Summary: in this tutorial, we will introduce you to PostgreSQL roles concept and show you how to create user roles and group roles.
PostgreSQL uses the roles concept to manage database access permissions. A role can be a user or a group, depending on how you setup the role. A role that has login right is called user. A role may be a member of other roles, which are known as groups.
Creating PostgreSQL roles
From version 8.1, PostgreSQL uses the roles concept to incorporate the users and groups concepts. To create a new role, you use the CREATE ROLE
statement as follows:
1 | CREATE ROLE role_name; |
To get all available roles in the cluster, you query from the pg_roles system catalog as the following statement:
1 2 3 4 | SELECT rolname FROM pg_roles; |
If you use the psql tool, you can use the \du command to list all existing roles.
Role attributes
The attributes of a database role define role’s privileges including login, superuser, database creation, role creation, password, etc.

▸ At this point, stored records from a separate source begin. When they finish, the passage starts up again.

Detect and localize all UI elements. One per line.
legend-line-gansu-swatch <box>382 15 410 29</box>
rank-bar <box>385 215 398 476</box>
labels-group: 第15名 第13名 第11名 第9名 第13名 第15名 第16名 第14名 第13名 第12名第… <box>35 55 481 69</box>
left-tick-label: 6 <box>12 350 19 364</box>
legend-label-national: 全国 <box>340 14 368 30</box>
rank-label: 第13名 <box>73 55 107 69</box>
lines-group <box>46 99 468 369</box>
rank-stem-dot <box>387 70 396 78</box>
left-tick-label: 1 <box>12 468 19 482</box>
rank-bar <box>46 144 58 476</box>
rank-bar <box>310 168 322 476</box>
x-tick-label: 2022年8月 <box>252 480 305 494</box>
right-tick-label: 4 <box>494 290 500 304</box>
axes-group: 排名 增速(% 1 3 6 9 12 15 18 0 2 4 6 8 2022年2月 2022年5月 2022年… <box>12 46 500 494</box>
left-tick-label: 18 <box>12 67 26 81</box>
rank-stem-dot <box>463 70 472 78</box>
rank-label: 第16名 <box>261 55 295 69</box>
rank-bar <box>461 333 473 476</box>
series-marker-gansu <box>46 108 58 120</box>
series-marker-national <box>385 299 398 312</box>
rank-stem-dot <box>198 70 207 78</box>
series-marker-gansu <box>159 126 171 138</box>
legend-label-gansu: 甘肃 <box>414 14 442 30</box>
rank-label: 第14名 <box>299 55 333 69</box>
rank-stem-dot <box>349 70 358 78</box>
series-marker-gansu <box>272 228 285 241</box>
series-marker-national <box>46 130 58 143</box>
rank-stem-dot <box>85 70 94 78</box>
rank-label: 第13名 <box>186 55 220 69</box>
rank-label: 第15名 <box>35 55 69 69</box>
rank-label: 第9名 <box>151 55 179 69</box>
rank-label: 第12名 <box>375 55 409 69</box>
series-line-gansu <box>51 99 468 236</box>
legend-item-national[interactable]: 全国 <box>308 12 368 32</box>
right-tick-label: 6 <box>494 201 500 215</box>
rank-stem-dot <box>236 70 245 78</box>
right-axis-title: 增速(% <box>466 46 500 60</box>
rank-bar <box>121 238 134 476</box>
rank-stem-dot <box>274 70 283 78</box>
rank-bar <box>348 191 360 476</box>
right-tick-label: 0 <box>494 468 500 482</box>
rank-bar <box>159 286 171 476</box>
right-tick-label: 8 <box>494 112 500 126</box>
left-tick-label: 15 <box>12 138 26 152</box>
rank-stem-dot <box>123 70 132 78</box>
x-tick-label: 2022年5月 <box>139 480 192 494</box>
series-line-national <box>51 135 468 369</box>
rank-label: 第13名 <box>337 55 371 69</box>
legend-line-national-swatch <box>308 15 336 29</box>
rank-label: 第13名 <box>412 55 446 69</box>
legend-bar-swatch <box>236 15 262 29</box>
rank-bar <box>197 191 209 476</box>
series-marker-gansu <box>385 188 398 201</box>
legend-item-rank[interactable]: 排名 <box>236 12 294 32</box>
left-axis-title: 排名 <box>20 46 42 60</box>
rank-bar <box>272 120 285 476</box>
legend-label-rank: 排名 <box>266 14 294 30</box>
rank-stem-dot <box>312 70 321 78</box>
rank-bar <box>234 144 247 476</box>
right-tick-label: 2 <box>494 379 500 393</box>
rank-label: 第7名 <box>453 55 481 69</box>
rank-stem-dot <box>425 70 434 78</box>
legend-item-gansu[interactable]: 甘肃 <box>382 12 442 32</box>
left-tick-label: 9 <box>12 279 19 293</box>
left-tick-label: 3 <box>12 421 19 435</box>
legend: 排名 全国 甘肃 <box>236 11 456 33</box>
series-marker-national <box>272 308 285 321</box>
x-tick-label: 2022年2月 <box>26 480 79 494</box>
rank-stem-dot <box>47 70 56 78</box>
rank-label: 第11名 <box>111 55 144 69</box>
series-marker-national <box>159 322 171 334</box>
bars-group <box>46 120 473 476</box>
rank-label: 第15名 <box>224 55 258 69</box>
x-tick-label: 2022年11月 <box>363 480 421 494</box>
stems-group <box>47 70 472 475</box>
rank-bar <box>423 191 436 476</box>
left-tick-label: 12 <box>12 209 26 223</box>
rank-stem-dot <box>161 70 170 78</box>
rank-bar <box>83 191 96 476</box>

The following statement creates a role that has login privilege, password, and valid date.
1 | CREATE ROLE doe WITH PASSWORD 'pgSecpas1970' VALID UNTIL '2020-01-01'; |
The following statement creates a role that has superuser status, which means this role can bypass all authorization checks:
1 | CREATE ROLE bigboss SUPERUSER; |
Notice that you must be a superuser in order to create another superuser.

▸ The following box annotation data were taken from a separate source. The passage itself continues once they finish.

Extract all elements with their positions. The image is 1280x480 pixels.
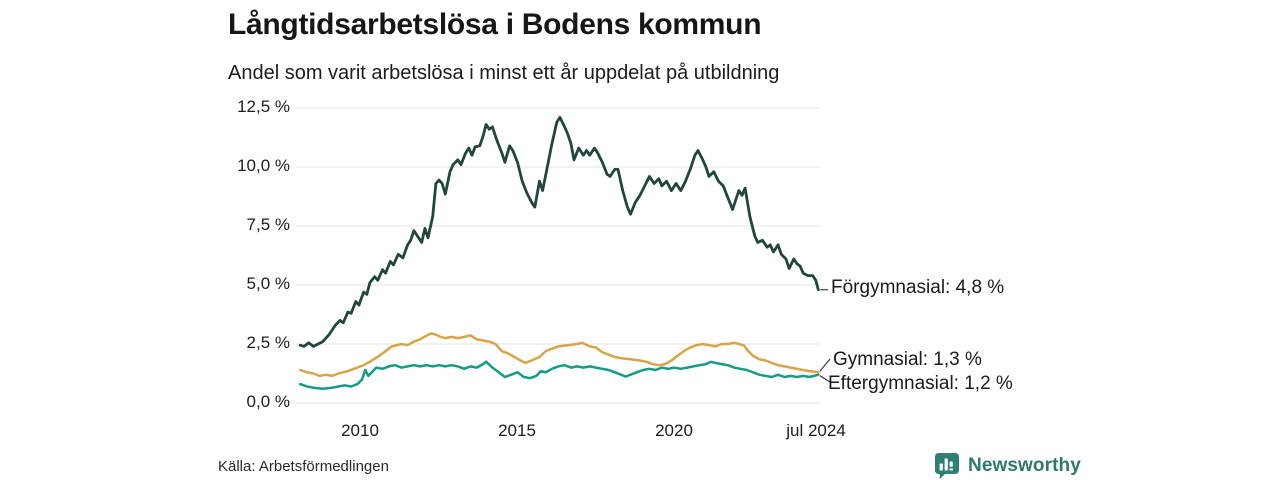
x-axis-tick-label: 2020 (655, 421, 693, 440)
source-note: Källa: Arbetsförmedlingen (218, 458, 389, 475)
x-axis-tick-label: jul 2024 (786, 421, 846, 440)
x-axis-tick-label: 2010 (341, 421, 379, 440)
y-axis-tick-label: 0,0 % (246, 392, 290, 411)
y-axis-tick-label: 5,0 % (246, 274, 290, 293)
brand-logo: Newsworthy (934, 452, 1081, 479)
series-label-eftergymnasial: Eftergymnasial: 1,2 % (828, 373, 1013, 394)
series-label-gymnasial: Gymnasial: 1,3 % (833, 349, 982, 370)
x-axis-tick-label: 2015 (498, 421, 536, 440)
chart-subtitle: Andel som varit arbetslösa i minst ett å… (228, 62, 780, 84)
y-axis-tick-label: 7,5 % (246, 215, 290, 234)
newsworthy-icon (935, 453, 959, 479)
y-axis-tick-label: 10,0 % (237, 156, 290, 175)
label-connector-line (819, 375, 831, 383)
y-axis-tick-label: 12,5 % (237, 97, 290, 116)
label-connector-line (819, 358, 831, 372)
chart-series-eftergymnasial (298, 360, 820, 391)
chart-series-förgymnasial (298, 116, 820, 348)
series-label-forgymnasial: Förgymnasial: 4,8 % (831, 277, 1005, 298)
y-axis-tick-label: 2,5 % (246, 333, 290, 352)
brand-name: Newsworthy (968, 454, 1081, 476)
chart-title: Långtidsarbetslösa i Bodens kommun (228, 8, 762, 41)
chart-series-gymnasial (298, 332, 820, 378)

If you want a role to have database creation privilege, you use the following statement:
1 | CREATE ROLE admin CREATEDB; |
Use the following statement to create a role that has creation privilege:
1 | CREATE ROLE security CREATEROLE; |
Role membership
It is easier to manage roles as a group so that you can grant or revoke privileges from a group as a whole. In PostgreSQL, you create a role that represents a group, and then grant membership in the group role to individual user roles.
By convention, a group role does not have LOGIN
privilege.
To create a group role, you use the CREATE ROLE
statement as follows:
1 | CREATE ROLE group_role; |
For example, the following statement creates sales group role:
1 | CREATE ROLE sales; |
Now, you can add a user role to a group role by using the GRANT
statement:
1 | GRANT group_role to user_role; |
For example, to add the doe user role to the sales group role, you use the following statement:
1 | GRANT sales TO doe; |
To remove a user role from a group role, you use REVOKE
statement:
1 | REVOKE group_role FROM user_role; |
For example, to remove doe user role from the sales group role, you use the following statement:
1 | REVOKE sales FROM doe; |
Notice that PostgreSQL does not allow you to have circular membership loops, in which a role is the member of another role and vice versa.
Group and user role inheritance
A user role can use privileges of the group role in the following ways:
- First, a user role can use the
SET ROLE
statement to temporarily become the group role, which means the user role use privileges of the group role rather than the original privileges. In addition, any database objects created in the session are owned by the group role, instead of the user role. - Second, a user role that has the
INHERIT
attribute will automatically have the privileges of the group roles of which it is a member, including all privileges inherited by the group roles.
See the following example:
1 2 3 4 5 | CREATE ROLE doe LOGIN INHERIT; CREATE ROLE sales NOINHERIT; CREATE ROLE marketing NOINHERIT; GRANT sales to doe; GRANT marketing to sales; |
If you connect to PostgreSQL as doe, you will have privileges of doe plus privileges granted to sales, because doe user role has the INHERIT
attribute. However, you do not have privileges of marketing because the NOINHERIT
attribute is defined for the sales user role.
After executing the following statement:
1 | SET ROLE sales; |
You will have only privileges granted to sales, not the ones that granted to doe.
And after executing the following statement:
1 | SET ROLE marketing; |
You only have privileges granted to marketing, not the ones that granted to admin and doe.
To restore the original privilege, you can use the following statement:
1 | RESET ROLE; |
Notice that only privileges on the database object are inheritable. The LOGIN, SUPERUSER, CREATEROLE,
and CREATEDB
are the special role that cannot be inherited as an ordinary privilege.
Removing roles
You can use the DROP ROLE
statement to remove a group role or user role.
1 | DROP ROLE role_name; |
Before removing a role, you must reassign or remove all objects it owns and revoke its privileges.
If you remove a group role, PostgreSQL revokes all memberships in a group automatically. The user roles of the group are not affected.